The state Department of Education condemned the playground in 2017 after high humidity and rain rusted the play equipment, and it was deemed unsafe for children to play on.

The students at Keonepoko Elementary school in Pahoa just want a playground to play on during recess.

For two years, their campus playground has been condemned and cordoned off with yellow caution tape, and students have been making do with a grassy area and single walkway. The students, approximately 575 in all, have no swings, slides or play structure.

To change this, teachers at the school have launched a GoFundMe campaign, seeking to raise $375,000 to help the school build a new playground on campus. Funds from the campaign will go into an account run by Friends of Keonepoko, a nonprofit led by special education teacher Judith Tang.

“We just want a playground,” said Tang. “I thought, even though we went a whole year without it being fixed, I thought it would be fixed when I came back [from summer break]…These kids are going another year without a playground…We want it to happen.”

As part of the campaign, second-graders and teacher Christi-Jean Donnelly sing a song asking for a playground in a video posted to YouTube, with the help of music teacher Jenifer Tsuji.

The state Department of Education condemned the playground in 2017 after high humidity and rain rusted the play equipment, and it was deemed unsafe for children to play on.

Tang said the school is on a waiting list, but that it might be another three years before it gets a new playground.

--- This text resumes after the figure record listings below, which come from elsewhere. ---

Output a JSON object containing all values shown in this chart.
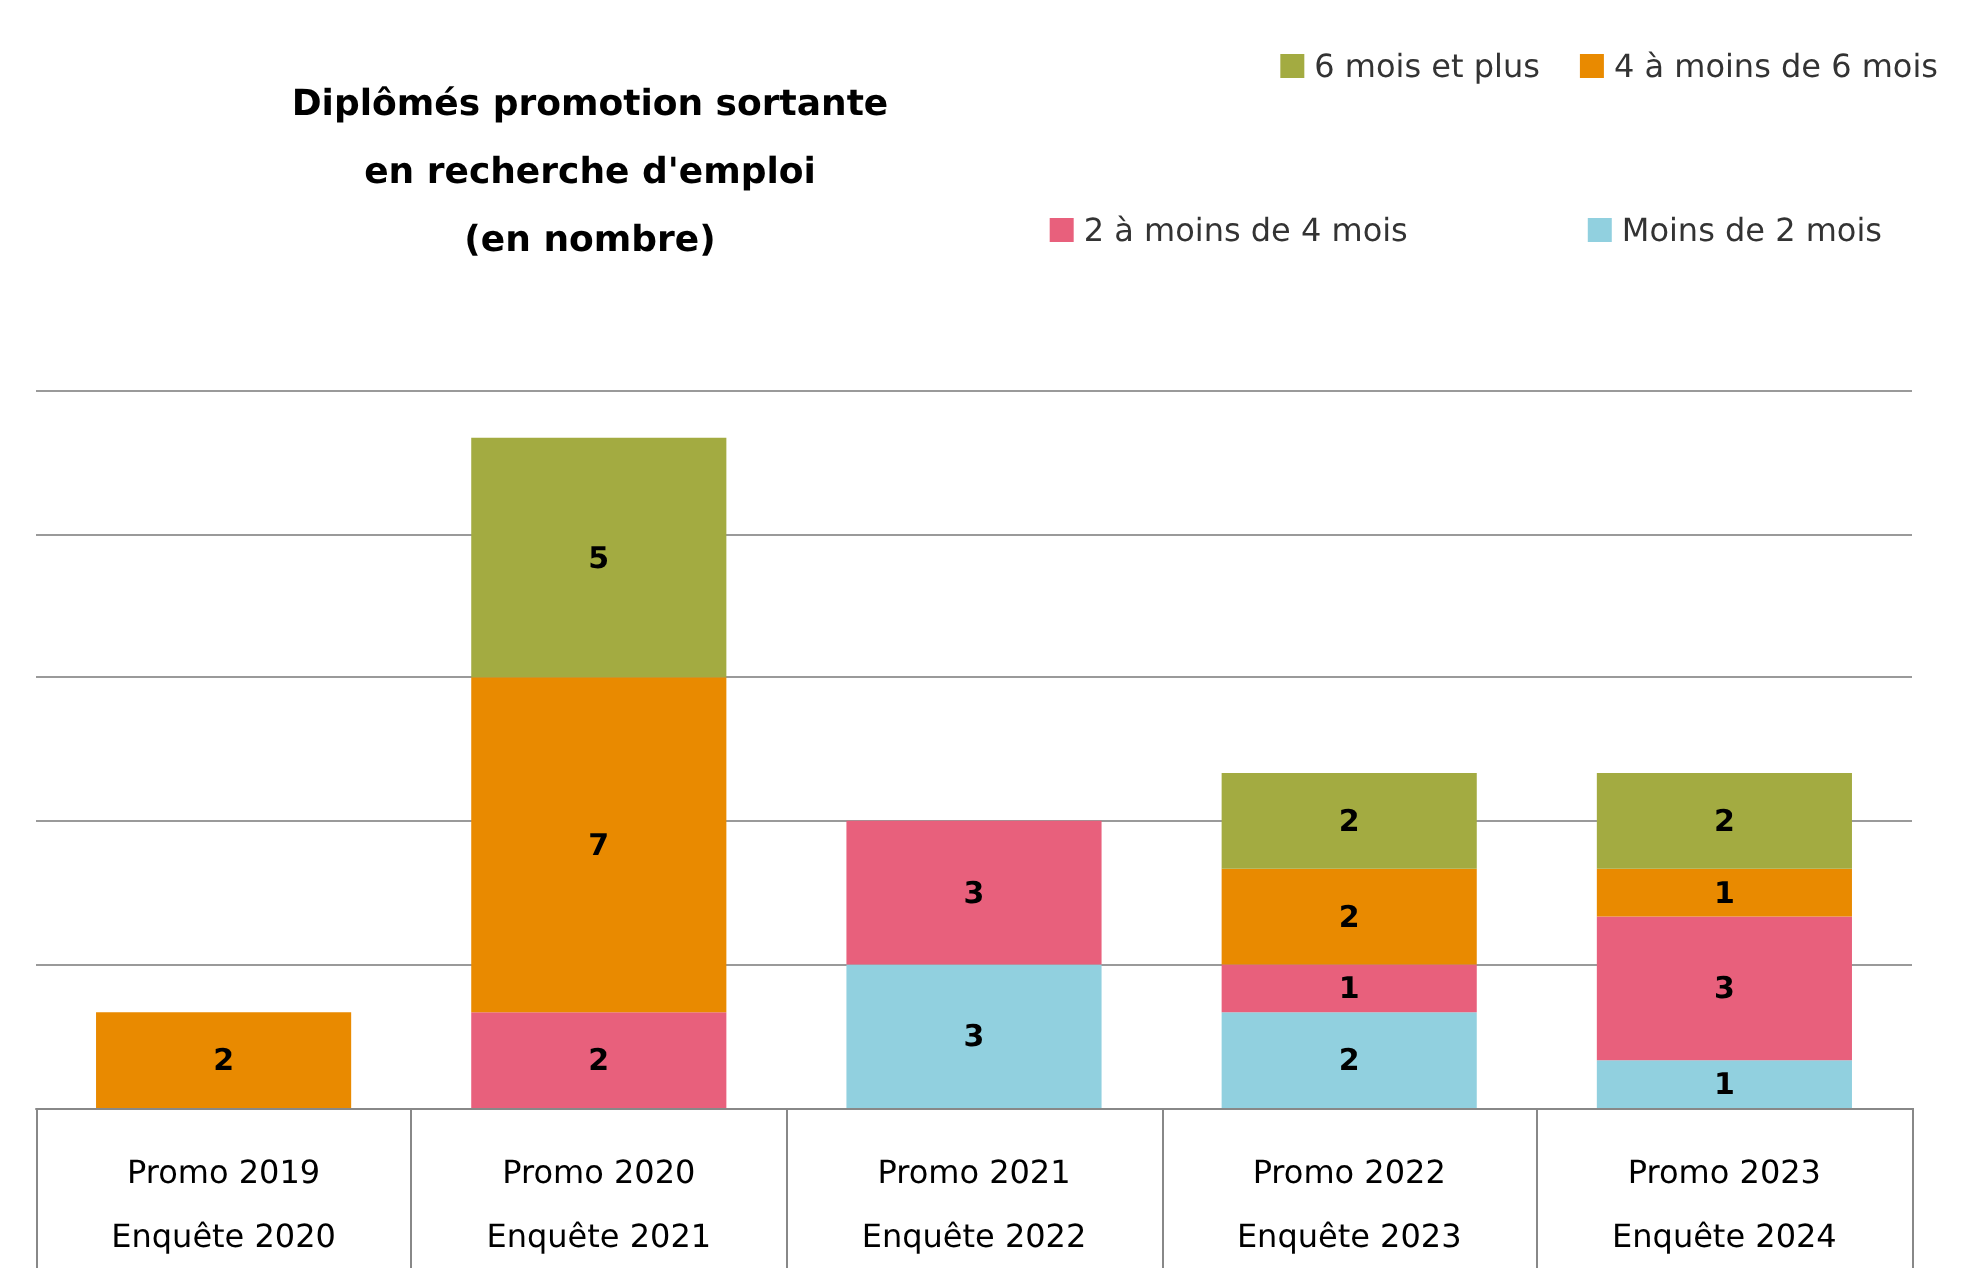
{
  "chart_data": {
    "type": "bar",
    "title": "Diplômés promotion sortante\nen recherche d'emploi\n(en nombre)",
    "categories": [
      "Promo 2019\nEnquête 2020",
      "Promo 2020\nEnquête 2021",
      "Promo 2021\nEnquête 2022",
      "Promo 2022\nEnquête 2023",
      "Promo 2023\nEnquête 2024"
    ],
    "stacked": true,
    "data_labels": true,
    "grid": "y",
    "legend": "top right",
    "tick_labels": "x",
    "series": [
      {
        "name": "Moins de 2 mois",
        "color": "#91d0df",
        "values": [
          null,
          null,
          3,
          2,
          1
        ]
      },
      {
        "name": "2 à moins de 4 mois",
        "color": "#e8607c",
        "values": [
          null,
          2,
          3,
          1,
          3
        ]
      },
      {
        "name": "4 à moins de 6 mois",
        "color": "#e98a00",
        "values": [
          2,
          7,
          null,
          2,
          1
        ]
      },
      {
        "name": "6 mois et plus",
        "color": "#a3ab41",
        "values": [
          null,
          5,
          null,
          2,
          2
        ]
      }
    ]
  }
}
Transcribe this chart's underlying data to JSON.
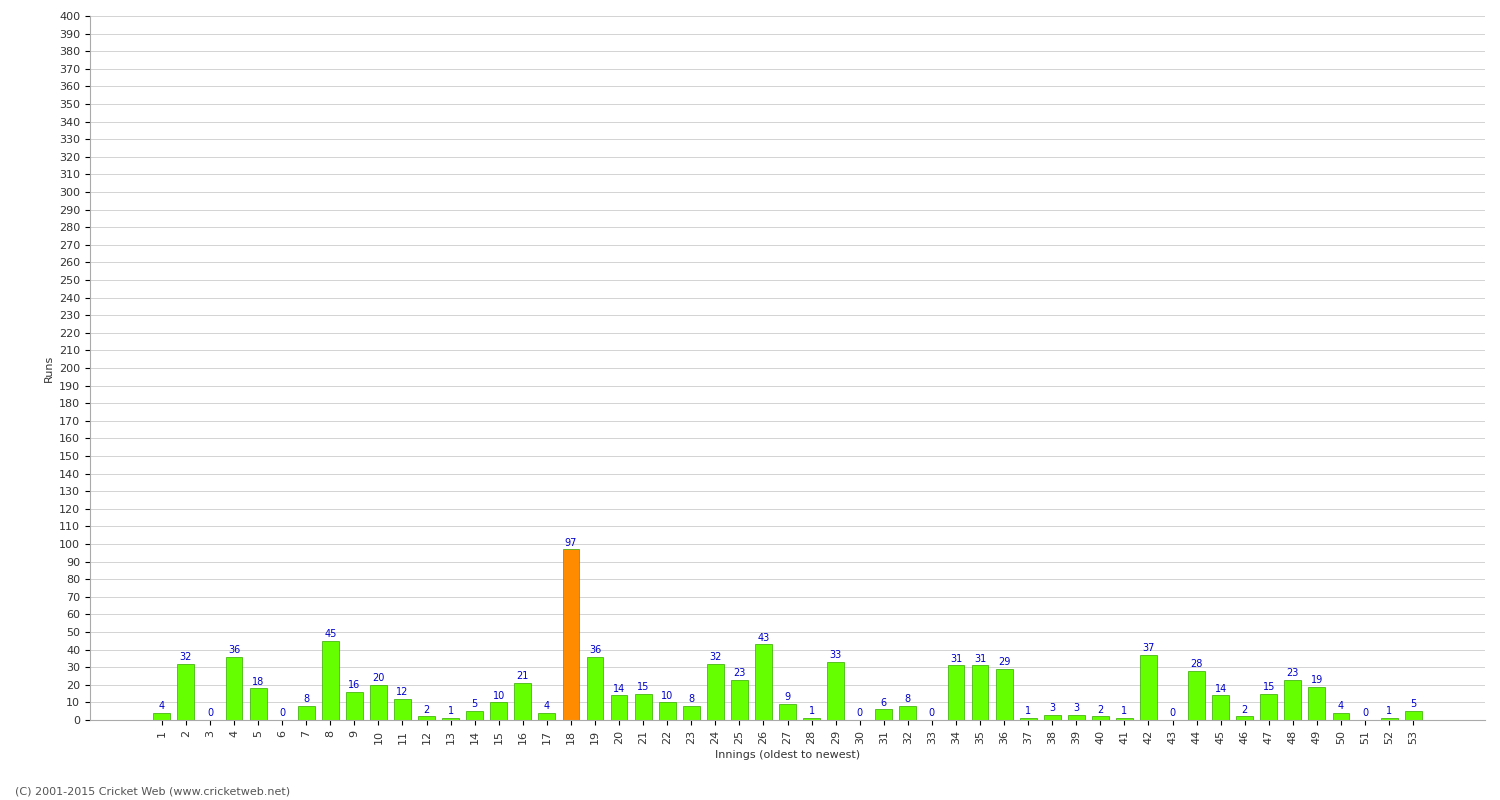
{
  "xlabel": "Innings (oldest to newest)",
  "ylabel": "Runs",
  "background_color": "#ffffff",
  "bar_color_normal": "#66ff00",
  "bar_color_highlight": "#ff8c00",
  "bar_edge_color": "#33aa00",
  "grid_color": "#cccccc",
  "text_color": "#0000cc",
  "tick_color": "#333333",
  "innings": [
    1,
    2,
    3,
    4,
    5,
    6,
    7,
    8,
    9,
    10,
    11,
    12,
    13,
    14,
    15,
    16,
    17,
    18,
    19,
    20,
    21,
    22,
    23,
    24,
    25,
    26,
    27,
    28,
    29,
    30,
    31,
    32,
    33,
    34,
    35,
    36,
    37,
    38,
    39,
    40,
    41,
    42,
    43,
    44,
    45,
    46,
    47,
    48,
    49,
    50,
    51,
    52,
    53
  ],
  "values": [
    4,
    32,
    0,
    36,
    18,
    0,
    8,
    45,
    16,
    20,
    12,
    2,
    1,
    5,
    10,
    21,
    4,
    97,
    36,
    14,
    15,
    10,
    8,
    32,
    23,
    43,
    9,
    1,
    33,
    0,
    6,
    8,
    0,
    31,
    31,
    29,
    1,
    3,
    3,
    2,
    1,
    37,
    0,
    28,
    14,
    2,
    15,
    23,
    19,
    4,
    0,
    1,
    5
  ],
  "highlight_index": 17,
  "ylim": [
    0,
    400
  ],
  "ytick_step": 10,
  "footer": "(C) 2001-2015 Cricket Web (www.cricketweb.net)",
  "footer_color": "#555555",
  "footer_fontsize": 8,
  "bar_label_fontsize": 7,
  "axis_label_fontsize": 8,
  "tick_fontsize": 8
}
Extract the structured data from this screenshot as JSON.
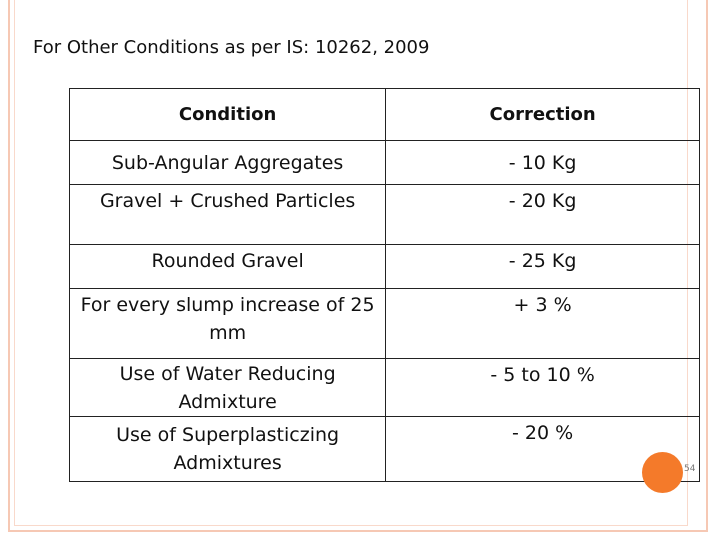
{
  "slide": {
    "heading": "For Other Conditions as per IS: 10262, 2009",
    "page_number": "54",
    "accent_color": "#f47a2a"
  },
  "table": {
    "headers": [
      "Condition",
      "Correction"
    ],
    "rows": [
      {
        "condition": "Sub-Angular Aggregates",
        "correction": "- 10 Kg"
      },
      {
        "condition": "Gravel + Crushed Particles",
        "correction": "- 20 Kg"
      },
      {
        "condition": "Rounded Gravel",
        "correction": "- 25 Kg"
      },
      {
        "condition": "For every slump increase of 25 mm",
        "correction": "+ 3 %"
      },
      {
        "condition": "Use of Water Reducing Admixture",
        "correction": "- 5 to 10 %"
      },
      {
        "condition": "Use of Superplasticzing Admixtures",
        "correction": "- 20 %"
      }
    ]
  }
}
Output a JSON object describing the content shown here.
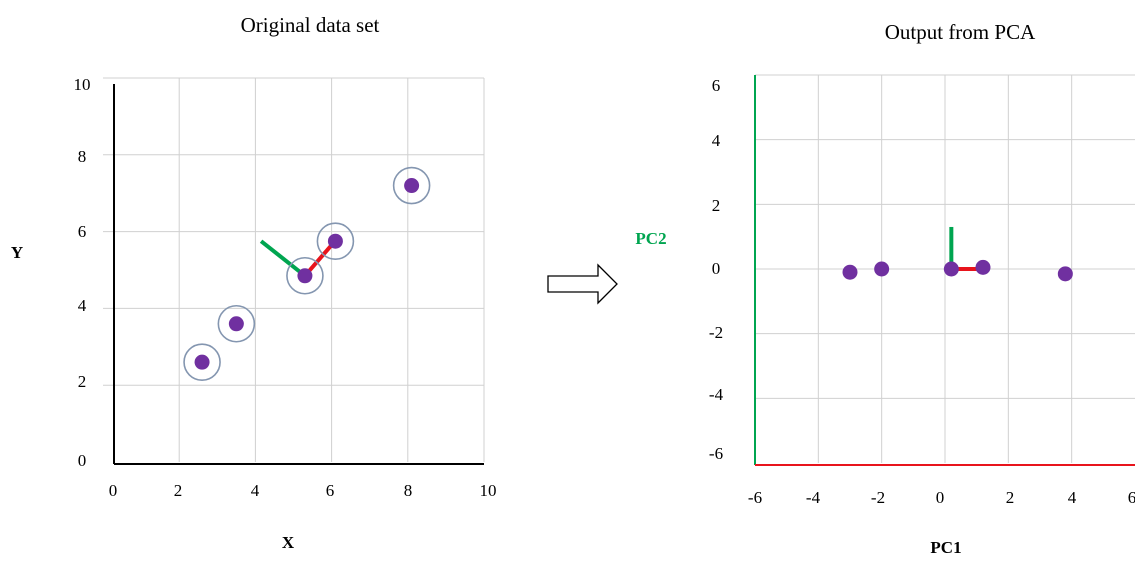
{
  "chart_data": [
    {
      "type": "scatter",
      "title": "Original data set",
      "xlabel": "X",
      "ylabel": "Y",
      "xlim": [
        0,
        10
      ],
      "ylim": [
        0,
        10
      ],
      "xticks": [
        "0",
        "2",
        "4",
        "6",
        "8",
        "10"
      ],
      "yticks": [
        "0",
        "2",
        "4",
        "6",
        "8",
        "10"
      ],
      "grid": true,
      "series": [
        {
          "x": [
            2.6,
            3.5,
            5.3,
            6.1,
            8.1
          ],
          "y": [
            2.6,
            3.6,
            4.85,
            5.75,
            7.2
          ]
        }
      ],
      "circled_points": [
        [
          2.6,
          2.6
        ],
        [
          3.5,
          3.6
        ],
        [
          5.3,
          4.85
        ],
        [
          6.1,
          5.75
        ],
        [
          8.1,
          7.2
        ]
      ],
      "vectors": [
        {
          "color": "#00a550",
          "from": [
            5.3,
            4.85
          ],
          "to": [
            4.15,
            5.75
          ]
        },
        {
          "color": "#e8141c",
          "from": [
            5.3,
            4.85
          ],
          "to": [
            6.0,
            5.65
          ]
        }
      ],
      "colors": {
        "point": "#7030a0",
        "ring": "#8496b0",
        "grid": "#d0d0d0"
      }
    },
    {
      "type": "scatter",
      "title": "Output from PCA",
      "xlabel": "PC1",
      "ylabel": "PC2",
      "xlim": [
        -6,
        6
      ],
      "ylim": [
        -6,
        6
      ],
      "xticks": [
        "-6",
        "-4",
        "-2",
        "0",
        "2",
        "4",
        "6"
      ],
      "yticks": [
        "-6",
        "-4",
        "-2",
        "0",
        "2",
        "4",
        "6"
      ],
      "grid": true,
      "series": [
        {
          "x": [
            -3.0,
            -2.0,
            0.2,
            1.2,
            3.8
          ],
          "y": [
            -0.1,
            0.0,
            0.0,
            0.05,
            -0.15
          ]
        }
      ],
      "vectors": [
        {
          "color": "#e8141c",
          "from": [
            0.2,
            0.0
          ],
          "to": [
            1.2,
            0.0
          ]
        },
        {
          "color": "#00a550",
          "from": [
            0.2,
            0.0
          ],
          "to": [
            0.2,
            1.3
          ]
        }
      ],
      "colors": {
        "point": "#7030a0",
        "grid": "#d0d0d0",
        "yaxis": "#00a550",
        "xaxis": "#e8141c",
        "ylabel": "#00a550"
      }
    }
  ]
}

She decided to take initiative with the campaign, with the thought that some kindergarteners at the school would not get an opportunity to play on a playground at recess for years.

Design plans have not been finalized yet, Tang said, but she is envisioning a play structure that offers kids a mental as well as physical challenge, a swing that children can lay on, a basketball court and benches with shade.

Many of the staff, as well as parents of children who attend the school, she said, lost their homes or were forced to evacuate during the 2018 Kilauea eruption.

The state DOE will contribute $100,000 toward the new playground, a spokeswoman said, and will also pay for the removal of the existing playground.

Correction: A previous version of this story misspelled the music teacher Jenifer Tsuji’s last name.